Mann Shawna, Naylor Kyla L, McArthur Eric, Kim S Joseph, Knoll Greg, Zaltzman Jeffrey, Treleaven Darin, Ouedraogo Alexandra, Jevnikar Anthony, Garg Amit X
Division of Nephrology, Western University, London, ON, Canada.
Institute of Health Policy, Management and Evaluation, University of Toronto, ON, Canada.
Can J Kidney Health Dis. 2020 Jan 25;7:2054358119898552. doi: 10.1177/2054358119898552. eCollection 2020.
In Ontario, kidney transplants have risen by 4% annually in recent years. An understanding of how this will affect the future annual number of posttransplant follow-up visits informs how to organize and deliver care.
We projected the required number of annual posttransplant follow-up nephrology visits to inform posttransplant care delivery.
Population-based retrospective cohort study.
Linked databases from Ontario, Canada (population 14 million).
Incident kidney transplant recipients from years 2008 to 2013.
Frequency, distance traveled, and current and projected visits for posttransplant follow-up.
Assuming a graft survival of 13 years and using the mean number of posttransplant clinic visits in years 1, 2, and 3, we forecasted the number of clinic visits needed in the year 2027.
Using data from 2443 recipients, the mean (SD) number of clinic visits per recipient was 14.0 (9.2) in the first year after transplant, and 3.9 (6.2) and 3.0 (5.3) in the second and third year, respectively. If transplant rates rise by 4% per year until 2027, the estimated annual visits number will increase from 30 622 to 43 948. The median (25th, 75th percentile) distance between transplant center and patient's home was 30 (13, 65) km. The median round-trip travel distance for these visits in the first year after transplantation was 603 km per recipient, and median driving cost was Can$344 (2017).
Regarding patient expense, limitations include that distances traveled were calculated orthodromically, and we did not account for patient cost of follow-up beyond that of vehicular travel. Regarding follow-up projections, limitations include the assumption that graft life span will not change, follow-up patterns do not differ between donor kidney type, and we did not survey stakeholders as to their preferred method of follow-up.
We quantified the increase in posttransplant visits when regional annual rates of transplantation rise.
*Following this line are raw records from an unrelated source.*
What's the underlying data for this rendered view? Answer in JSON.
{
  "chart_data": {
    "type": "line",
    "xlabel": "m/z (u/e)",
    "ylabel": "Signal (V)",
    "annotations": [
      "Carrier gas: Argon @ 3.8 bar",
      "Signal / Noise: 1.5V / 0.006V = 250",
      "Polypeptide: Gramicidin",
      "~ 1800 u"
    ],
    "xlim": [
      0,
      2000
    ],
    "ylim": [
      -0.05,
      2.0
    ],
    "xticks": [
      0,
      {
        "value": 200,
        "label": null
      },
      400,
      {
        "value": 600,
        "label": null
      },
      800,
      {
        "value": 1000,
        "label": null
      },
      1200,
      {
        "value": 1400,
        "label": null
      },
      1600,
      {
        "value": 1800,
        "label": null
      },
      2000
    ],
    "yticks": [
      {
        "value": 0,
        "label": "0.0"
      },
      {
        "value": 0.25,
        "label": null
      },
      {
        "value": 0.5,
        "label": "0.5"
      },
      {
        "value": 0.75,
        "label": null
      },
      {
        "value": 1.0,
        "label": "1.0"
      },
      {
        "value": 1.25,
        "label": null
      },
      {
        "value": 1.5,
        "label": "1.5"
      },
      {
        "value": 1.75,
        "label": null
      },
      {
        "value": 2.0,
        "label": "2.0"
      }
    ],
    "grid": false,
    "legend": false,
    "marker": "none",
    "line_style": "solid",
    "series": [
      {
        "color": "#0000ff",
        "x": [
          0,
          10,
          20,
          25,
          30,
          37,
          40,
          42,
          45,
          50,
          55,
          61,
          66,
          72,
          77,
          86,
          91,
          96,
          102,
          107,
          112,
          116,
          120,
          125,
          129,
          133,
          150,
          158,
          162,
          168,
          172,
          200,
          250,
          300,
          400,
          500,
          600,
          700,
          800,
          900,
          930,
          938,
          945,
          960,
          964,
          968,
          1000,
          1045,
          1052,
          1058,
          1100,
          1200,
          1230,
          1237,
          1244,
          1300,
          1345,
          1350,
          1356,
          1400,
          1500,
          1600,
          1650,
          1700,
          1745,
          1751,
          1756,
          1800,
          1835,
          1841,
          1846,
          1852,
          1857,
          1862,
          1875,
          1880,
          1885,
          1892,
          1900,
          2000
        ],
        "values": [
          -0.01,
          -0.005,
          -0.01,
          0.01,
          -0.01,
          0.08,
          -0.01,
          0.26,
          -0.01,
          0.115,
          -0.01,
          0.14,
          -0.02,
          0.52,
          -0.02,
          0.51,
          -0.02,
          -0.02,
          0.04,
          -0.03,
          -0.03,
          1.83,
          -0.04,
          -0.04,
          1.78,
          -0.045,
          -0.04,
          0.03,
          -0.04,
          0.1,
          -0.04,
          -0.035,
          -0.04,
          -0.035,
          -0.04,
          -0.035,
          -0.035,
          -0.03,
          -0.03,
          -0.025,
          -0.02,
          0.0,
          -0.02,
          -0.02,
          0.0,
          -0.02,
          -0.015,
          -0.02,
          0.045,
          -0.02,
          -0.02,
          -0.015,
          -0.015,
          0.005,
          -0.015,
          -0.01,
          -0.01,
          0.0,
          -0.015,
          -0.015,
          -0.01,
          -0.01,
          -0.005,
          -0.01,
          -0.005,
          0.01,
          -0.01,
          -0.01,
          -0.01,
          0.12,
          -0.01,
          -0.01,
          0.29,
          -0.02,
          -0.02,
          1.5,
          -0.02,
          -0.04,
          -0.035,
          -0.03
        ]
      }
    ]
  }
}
Strategies recognizing the burden of these visits may enhance patient-centered care, as it is unclear how some patients manage costs, nor how the current health care system will manage the demand.
近年来,安大略省的肾移植数量每年增长4%。了解这将如何影响未来每年移植后随访就诊的数量,有助于指导如何组织和提供护理。
我们预测了每年移植后随访所需的肾病就诊次数,以指导移植后护理的提供。
基于人群的回顾性队列研究。
来自加拿大安大略省的关联数据库(人口1400万)。
2008年至2013年的新发肾移植受者。
移植后随访的频率、行程距离以及当前和预测的就诊次数。
假设移植物存活13年,并使用第1、2和3年移植后门诊就诊的平均次数,我们预测了2027年所需的门诊就诊次数。
利用2443名受者的数据,每位受者在移植后第一年的门诊就诊平均(标准差)次数为14.0(9.2)次,第二年和第三年分别为3.9(6.2)次和3.0(5.3)次。如果移植率到2027年每年上升4%,预计每年的就诊次数将从30622次增加到43948次。移植中心与患者家庭之间的中位(第25、75百分位数)距离为30(13,65)公里。移植后第一年这些就诊的中位往返行程距离为每位受者603公里,中位驾车成本为344加元(2017年)。
关于患者费用,局限性包括行程距离是按直线计算的,并且我们没有考虑患者随访的费用,除了驾车费用之外。关于随访预测,局限性包括假设移植物寿命不会改变,不同供肾类型的随访模式没有差异,并且我们没有就他们首选的随访方法对利益相关者进行调查。
我们量化了区域年移植率上升时移植后就诊次数的增加。认识到这些就诊负担的策略可能会加强以患者为中心的护理,因为目前尚不清楚一些患者如何管理费用,也不清楚当前的医疗保健系统将如何应对需求。